Big box retail will only mean more consumption not just of imported goods, but also of our number one import - oil. More mamas and papas will drive into large retail outlets for weekend shopping or more. Huge retail establishments whether you like it or not are themselves massive energy guzzlers, quite likely to impact your electricity bill. What is worse, thanks to your domestic coal exploration policies, more and more coal is being imported from overseas putting greater pressure on the CAD. Of course, you could argue that with our current coal governance that would happen anyway.

The foreign sourcing issue also holds for FDI in the telecom sector. FDI in telecom may be accompanied by calls to allow greater equipment to be sourced from China. Now if dilution on this front indeed happens, it will be yet another instance of the UPA pulling in different directions. Since currently one of the UPA's apparent 'action' agendas is to reduce India's dependence on electronic imports which is well on its way to displace energy as India's number one import by 2020 this could become yet another policy contradiction in terms.

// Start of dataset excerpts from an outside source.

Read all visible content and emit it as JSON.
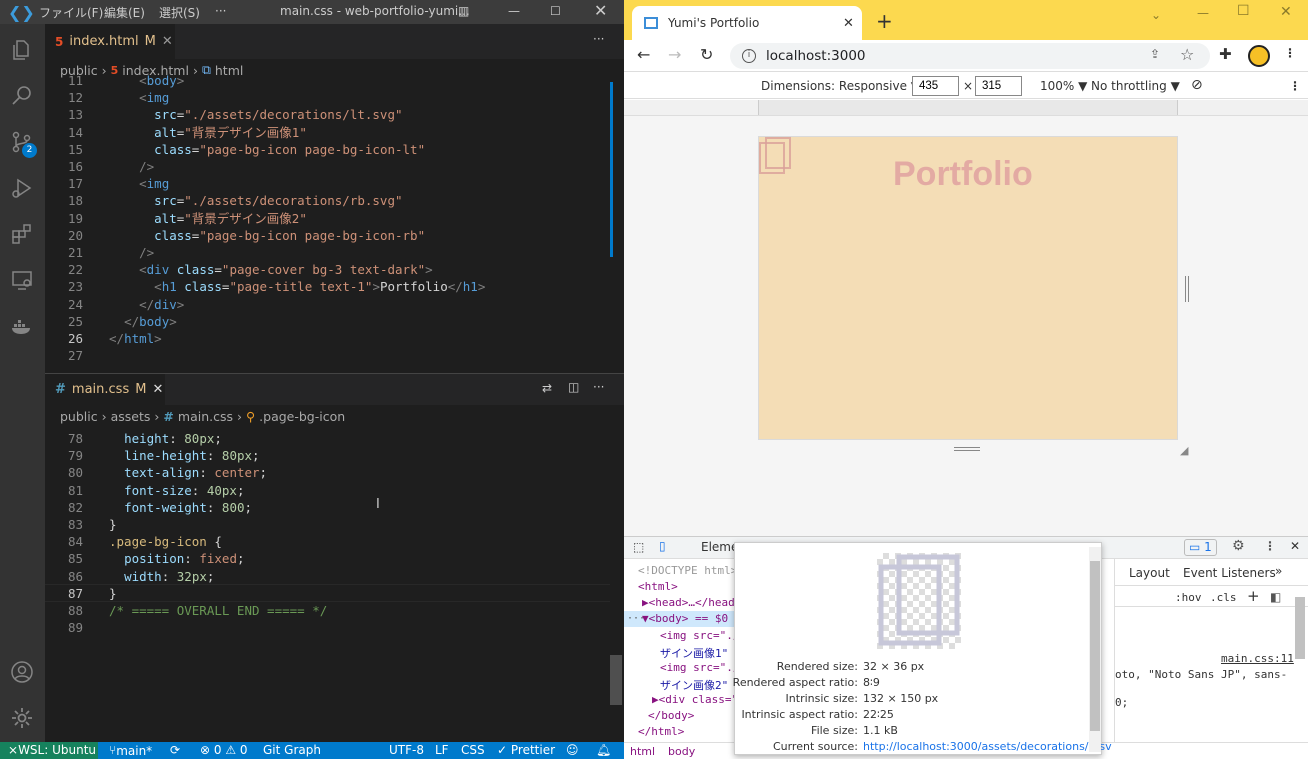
{
  "vscode": {
    "menu": [
      "ファイル(F)",
      "編集(E)",
      "選択(S)",
      "···"
    ],
    "window_title": "main.css - web-portfolio-yumi...",
    "scm_badge": "2",
    "editor1": {
      "tab_label": "index.html",
      "tab_modified": "M",
      "breadcrumb": [
        "public",
        "index.html",
        "html"
      ],
      "lines": [
        {
          "n": "11",
          "html": "    <span class='gr'>&lt;</span><span class='tg'>body</span><span class='gr'>&gt;</span>"
        },
        {
          "n": "12",
          "html": "    <span class='gr'>&lt;</span><span class='tg'>img</span>"
        },
        {
          "n": "13",
          "html": "      <span class='at'>src</span>=<span class='st'>\"./assets/decorations/lt.svg\"</span>"
        },
        {
          "n": "14",
          "html": "      <span class='at'>alt</span>=<span class='st'>\"背景デザイン画像1\"</span>"
        },
        {
          "n": "15",
          "html": "      <span class='at'>class</span>=<span class='st'>\"page-bg-icon page-bg-icon-lt\"</span>"
        },
        {
          "n": "16",
          "html": "    <span class='gr'>/&gt;</span>"
        },
        {
          "n": "17",
          "html": "    <span class='gr'>&lt;</span><span class='tg'>img</span>"
        },
        {
          "n": "18",
          "html": "      <span class='at'>src</span>=<span class='st'>\"./assets/decorations/rb.svg\"</span>"
        },
        {
          "n": "19",
          "html": "      <span class='at'>alt</span>=<span class='st'>\"背景デザイン画像2\"</span>"
        },
        {
          "n": "20",
          "html": "      <span class='at'>class</span>=<span class='st'>\"page-bg-icon page-bg-icon-rb\"</span>"
        },
        {
          "n": "21",
          "html": "    <span class='gr'>/&gt;</span>"
        },
        {
          "n": "22",
          "html": "    <span class='gr'>&lt;</span><span class='tg'>div</span> <span class='at'>class</span>=<span class='st'>\"page-cover bg-3 text-dark\"</span><span class='gr'>&gt;</span>"
        },
        {
          "n": "23",
          "html": "      <span class='gr'>&lt;</span><span class='tg'>h1</span> <span class='at'>class</span>=<span class='st'>\"page-title text-1\"</span><span class='gr'>&gt;</span>Portfolio<span class='gr'>&lt;/</span><span class='tg'>h1</span><span class='gr'>&gt;</span>"
        },
        {
          "n": "24",
          "html": "    <span class='gr'>&lt;/</span><span class='tg'>div</span><span class='gr'>&gt;</span>"
        },
        {
          "n": "25",
          "html": "  <span class='gr'>&lt;/</span><span class='tg'>body</span><span class='gr'>&gt;</span>"
        },
        {
          "n": "26",
          "html": "<span class='gr'>&lt;/</span><span class='tg'>html</span><span class='gr'>&gt;</span>"
        },
        {
          "n": "27",
          "html": ""
        }
      ]
    },
    "editor2": {
      "tab_label": "main.css",
      "tab_modified": "M",
      "breadcrumb": [
        "public",
        "assets",
        "main.css",
        ".page-bg-icon"
      ],
      "lines": [
        {
          "n": "78",
          "html": "  <span class='pr'>height</span>: <span class='nm'>80px</span>;"
        },
        {
          "n": "79",
          "html": "  <span class='pr'>line-height</span>: <span class='nm'>80px</span>;"
        },
        {
          "n": "80",
          "html": "  <span class='pr'>text-align</span>: <span class='vl'>center</span>;"
        },
        {
          "n": "81",
          "html": "  <span class='pr'>font-size</span>: <span class='nm'>40px</span>;"
        },
        {
          "n": "82",
          "html": "  <span class='pr'>font-weight</span>: <span class='nm'>800</span>;"
        },
        {
          "n": "83",
          "html": "<span class='tx'>}</span>"
        },
        {
          "n": "84",
          "html": "<span class='sel'>.page-bg-icon</span> <span class='tx'>{</span>"
        },
        {
          "n": "85",
          "html": "  <span class='pr'>position</span>: <span class='vl'>fixed</span>;"
        },
        {
          "n": "86",
          "html": "  <span class='pr'>width</span>: <span class='nm'>32px</span>;"
        },
        {
          "n": "87",
          "html": "<span class='tx'>}</span>"
        },
        {
          "n": "88",
          "html": "<span class='cm'>/* ===== OVERALL END ===== */</span>"
        },
        {
          "n": "89",
          "html": ""
        }
      ]
    },
    "status": {
      "remote": "WSL: Ubuntu",
      "branch": "main*",
      "problems": "⊗ 0 ⚠ 0",
      "git_graph": "Git Graph",
      "encoding": "UTF-8",
      "eol": "LF",
      "language": "CSS",
      "prettier": "✓ Prettier"
    }
  },
  "chrome": {
    "tab_title": "Yumi's Portfolio",
    "url": "localhost:3000",
    "device_toolbar": {
      "dimensions_label": "Dimensions: Responsive ▼",
      "width": "435",
      "times": "×",
      "height": "315",
      "zoom": "100% ▼",
      "throttle": "No throttling ▼"
    },
    "page": {
      "title": "Portfolio"
    },
    "devtools": {
      "panel_tab": "Eleme",
      "issues_count": "1",
      "right_tabs": [
        "Layout",
        "Event Listeners",
        "»"
      ],
      "filter_buttons": [
        ":hov",
        ".cls",
        "+"
      ],
      "elements_lines": [
        "<!DOCTYPE html>",
        "<html>",
        "▶<head>…</head>",
        "▼<body> == $0",
        "<img src=\"./",
        "ザイン画像1\"",
        "<img src=\"./",
        "ザイン画像2\"",
        "▶<div class=\"",
        "</body>",
        "</html>"
      ],
      "styles_source": "main.css:11",
      "styles_line1": "oto, \"Noto Sans JP\", sans-",
      "styles_line2": "0;",
      "styles_line3": ";",
      "bottom_crumbs": [
        "html",
        "body"
      ],
      "popup": {
        "rendered_size_label": "Rendered size:",
        "rendered_size": "32 × 36 px",
        "rendered_ratio_label": "Rendered aspect ratio:",
        "rendered_ratio": "8∶9",
        "intrinsic_size_label": "Intrinsic size:",
        "intrinsic_size": "132 × 150 px",
        "intrinsic_ratio_label": "Intrinsic aspect ratio:",
        "intrinsic_ratio": "22∶25",
        "file_size_label": "File size:",
        "file_size": "1.1 kB",
        "current_source_label": "Current source:",
        "current_source": "http://localhost:3000/assets/decorations/lt.sv"
      }
    }
  },
  "colors": {
    "vscode_bg": "#1e1e1e",
    "statusbar": "#007acc",
    "chrome_tabbar": "#fcd94f",
    "page_bg": "#f4ddb6",
    "title_color": "#e3aaa3"
  }
}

And by the way, local sourcing clauses are now being adopted the world over most notably by the US itself in the solar power industry. So while the West becomes more protectionist, India is being told to adopt the old discredited Friedmanite prescription. And for what - To remedy its current account woes?

This constant reference to FDI being a 'long term investment' is grossly simplistic. FDI is often a one-time investment that leads to net outflows through profit repatriation. Indeed what the UPA is not telling you is that it now has to compete with the likes of Nigeria for FDI which has announced a 100 per cent profit repatriation policy. Inter-temporarily without appropriate taxation FDI can actually end up putting greater pressure on balance of payments as companies 'take home' their investment earnings. And we all know what happened when Pranab Mukherjee as Finance Minister tried to get foreign companies to comply with tax norms that would help the Indian exchequer.

Had India been ruled by a government that was not seen as being riddled with scams which lead to frequent licence award reversals, I would wager that India would be the prime destination for FDI of all kinds even with a minority stake cap in many sectors without any conditions. If India had a government that would actually build the necessary physical infrastructure we would have seen FDI following domestic investment into various manufacturing units both boosting exports as well substituting traditional goods imports. With its still rural river basins India should be looking towards greater sustainable penetration of low cost manufacturing to take the pressure off agriculture. And it doesn't even have to be on a scale where India's environment falls into jeopardy. It can be enough to improve India current account situation though. But the UPA is not even managing that.

The government should aim to build business sentiment through governance, not pander to specific business interests under the aegis of a 'crisis' doctrine. As a growing country which will probably continue to import energy, we have to ensure that those energy imports are put to good use by boosting employment and exports. They should not just end up being consumed. But for that the lip service has to stop and implementation has to begin. Moreover populism has to be curtailed. For instance by not raising fuel prices gradually, the UPA regime probably ended up making our national auto energy bill greater than it could be. And what happened at the end of it? A significant one time hike had to be made that has probably resulted in somewhat of an energy shock for the Indian economy with growth down to 5 per cent levels at the moment.

So this move to liberalise new sectors is very much in keeping with the UPA's double whammy of left-right economics where on one end of spectrum you have extremely dirigiste groups wanting the government to destroy its fiscal stability through overspending and on the other hand you have neo-liberal aficionados pushing policies that would certainly make Friedman, Hayek and Thatcher proud. Neither will fix India's CAD-like economics state.